Gradient Reinforcement Learning of POMDP Policy Graphs
Optimal planning in partially observable Markov decision process (POMDP) settings is at least PSPACE-complete, even when given a model of the environment. To act optimally without a model, the controller must incorporate internal-state to remember important past occurrences. To date, most model-less methods either assume a finite window of memory over past occurrences, or use internal state representations that do not maximize the average reward.
This talk will discuss a method of using policy-gradient reinforcement learning algorithms to learn policies with a finite amount of internal state. We learn the optimal n node policy graph directly, by-passing the problem of learning value functions for belief states. The internal state can be used to remember occurrences from infinitely far into the past, and only occurrences that help maximize the reward will be remembered. An important practical limitation of this method will be discussed and a possible solution will be demonstrated on a simplified Heaven-Hell POMDP problem.
Time allowing, I will also discuss a technique for adding prior knowledge to reduce the variance of gradient estimates in any RL algorithm that uses an eligibility trace. Such techniques are especially important for policy-gradient algorithms which are criticized for their slow convergence due to high variance.

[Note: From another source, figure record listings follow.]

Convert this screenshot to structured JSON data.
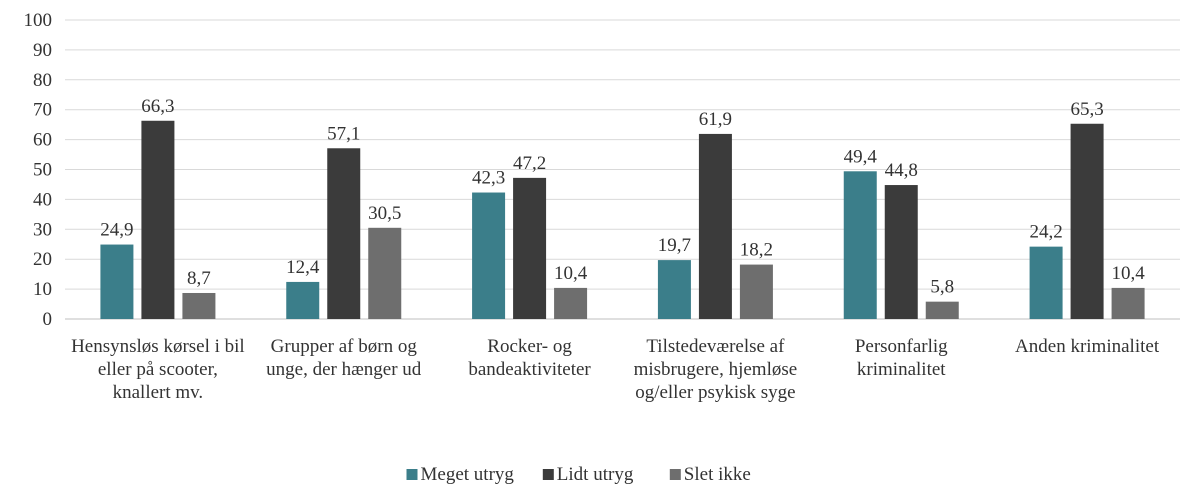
{
  "chart_data": {
    "type": "bar",
    "categories": [
      "Hensynsløs kørsel i bil eller på scooter, knallert mv.",
      "Grupper af børn og unge, der hænger ud",
      "Rocker- og bandeaktiviteter",
      "Tilstedeværelse af misbrugere, hjemløse og/eller psykisk syge",
      "Personfarlig kriminalitet",
      "Anden kriminalitet"
    ],
    "series": [
      {
        "name": "Meget utryg",
        "color": "#3b7e8a",
        "values": [
          24.9,
          12.4,
          42.3,
          19.7,
          49.4,
          24.2
        ],
        "value_labels": [
          "24,9",
          "12,4",
          "42,3",
          "19,7",
          "49,4",
          "24,2"
        ]
      },
      {
        "name": "Lidt utryg",
        "color": "#3b3b3b",
        "values": [
          66.3,
          57.1,
          47.2,
          61.9,
          44.8,
          65.3
        ],
        "value_labels": [
          "66,3",
          "57,1",
          "47,2",
          "61,9",
          "44,8",
          "65,3"
        ]
      },
      {
        "name": "Slet ikke",
        "color": "#6e6e6e",
        "values": [
          8.7,
          30.5,
          10.4,
          18.2,
          5.8,
          10.4
        ],
        "value_labels": [
          "8,7",
          "30,5",
          "10,4",
          "18,2",
          "5,8",
          "10,4"
        ]
      }
    ],
    "ylim": [
      0,
      100
    ],
    "yticks": [
      0,
      10,
      20,
      30,
      40,
      50,
      60,
      70,
      80,
      90,
      100
    ],
    "grid": true,
    "legend": "bottom"
  }
}
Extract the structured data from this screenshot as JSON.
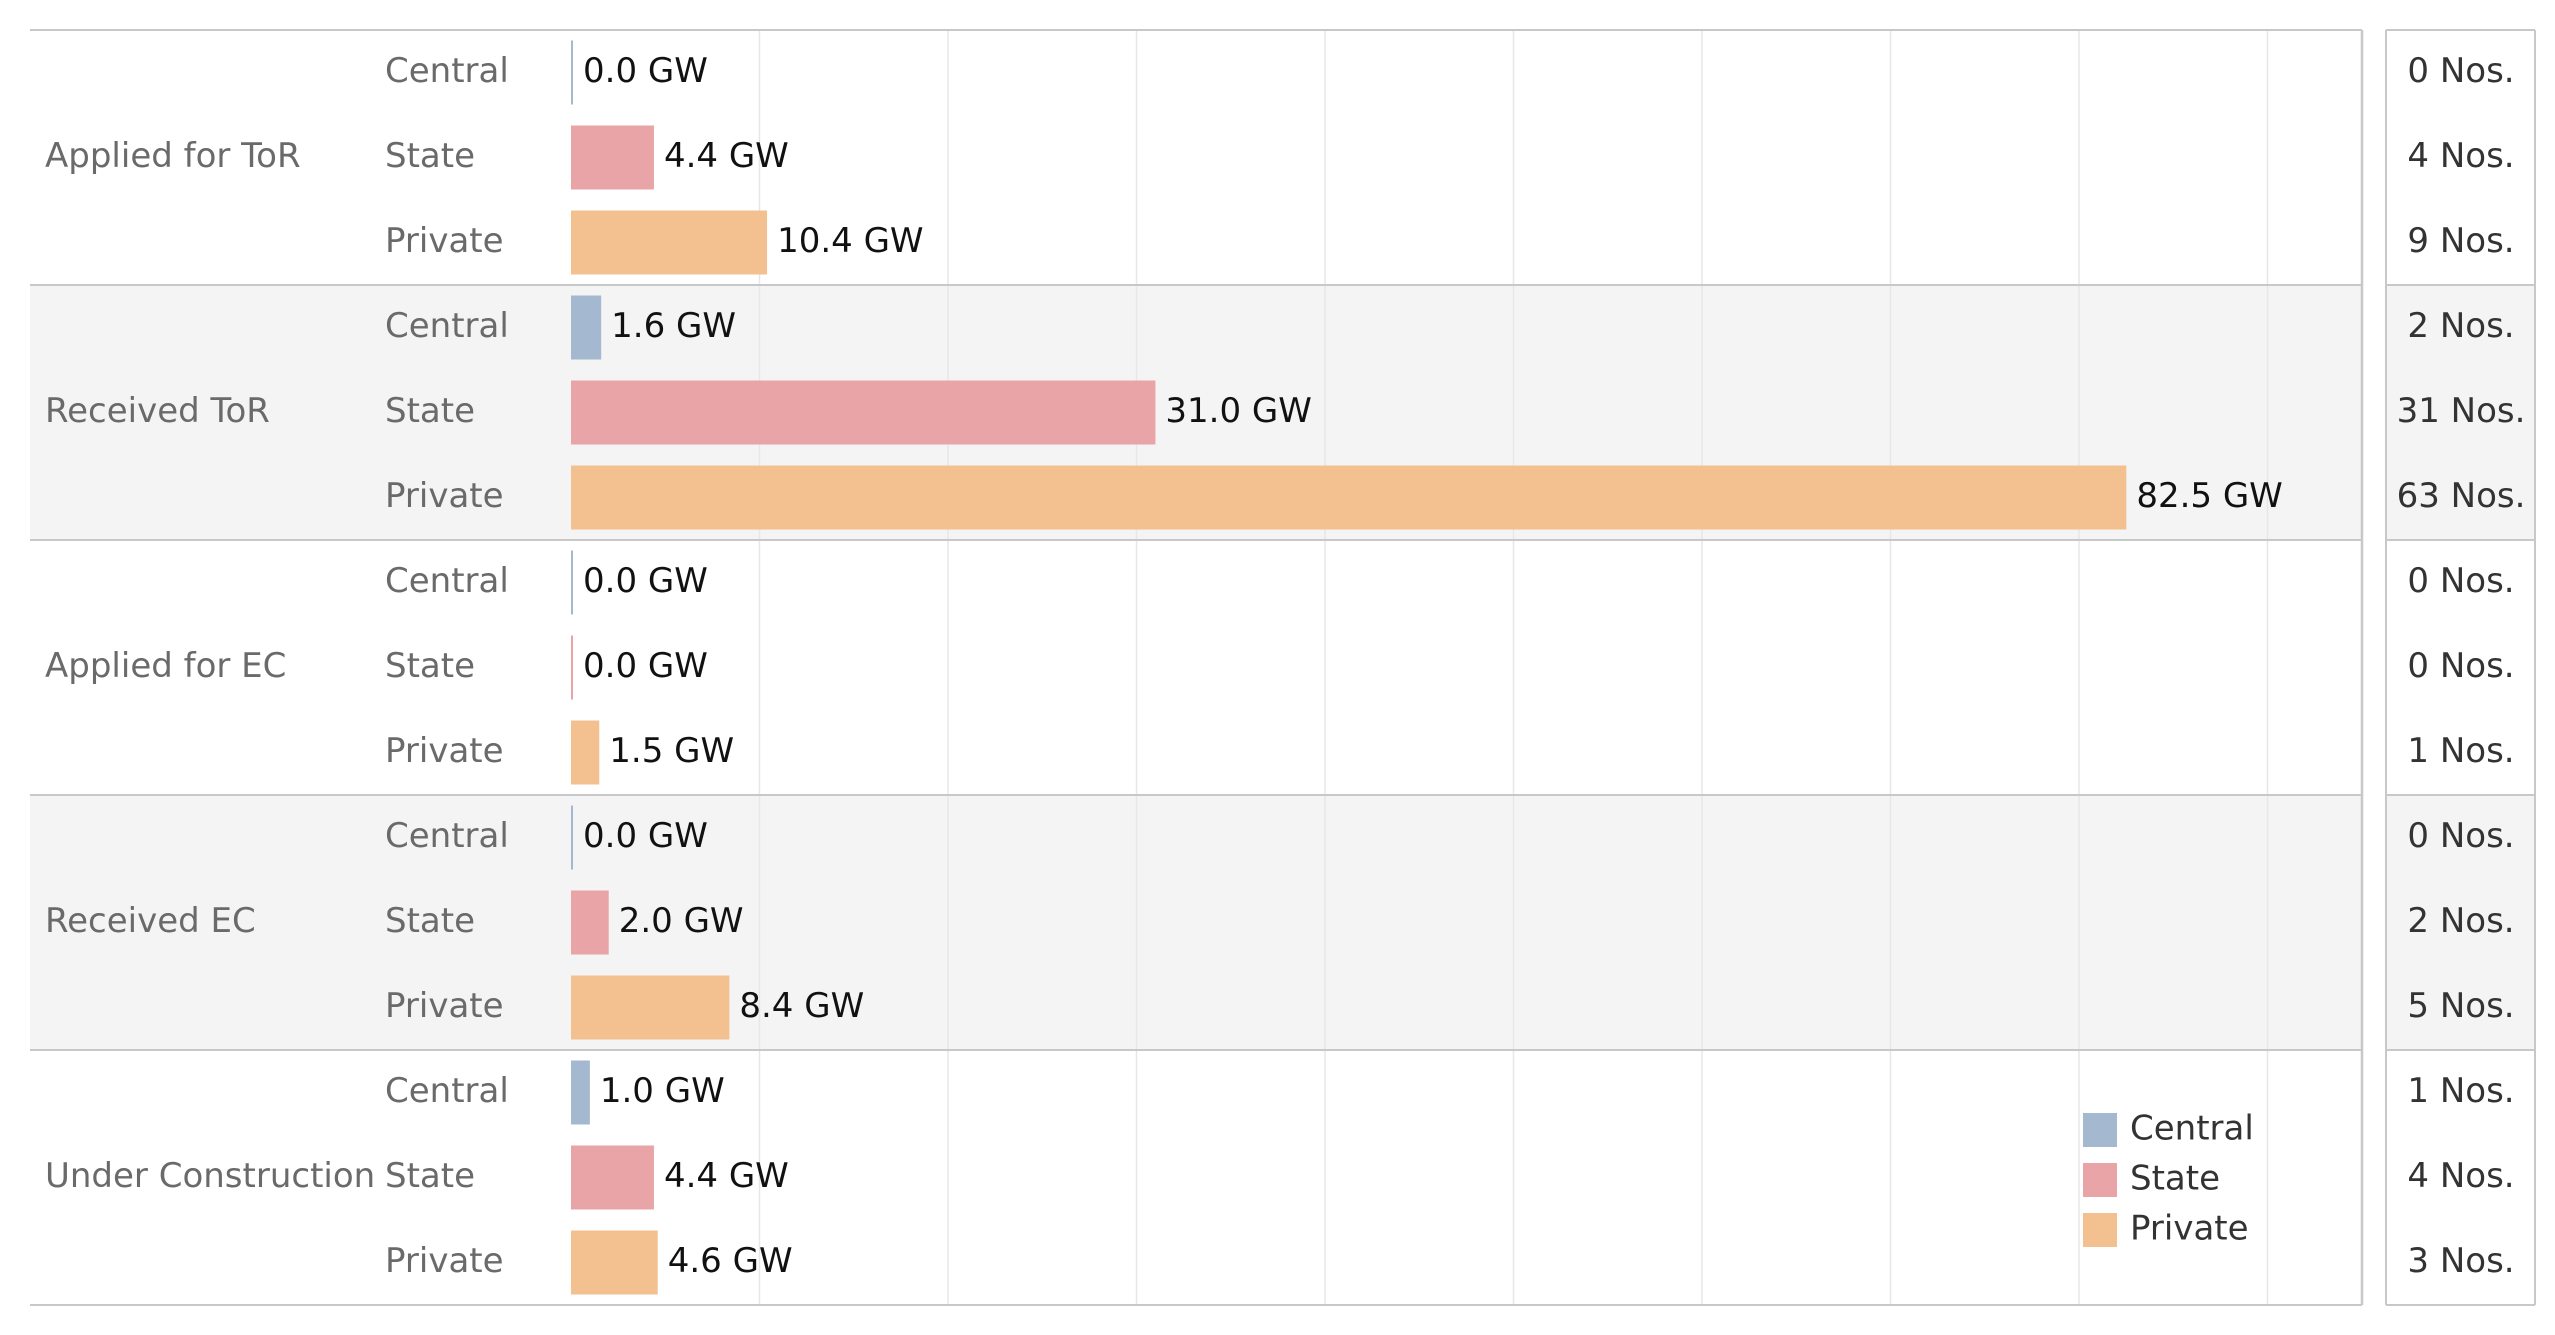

Doug is a 3rd year Ph.D student at the Australian National University, working under Jonathan Baxter at WhizBang! labs. He is visiting CMU for a year to work with Jonathan and sponge knowledge and pizza off CMU folk. His main research interest is internal state RL algorithms and their application to speech processing and other practical problems. His secondary interest in large, high-performance neural nets, especially on Beowulf style clusters.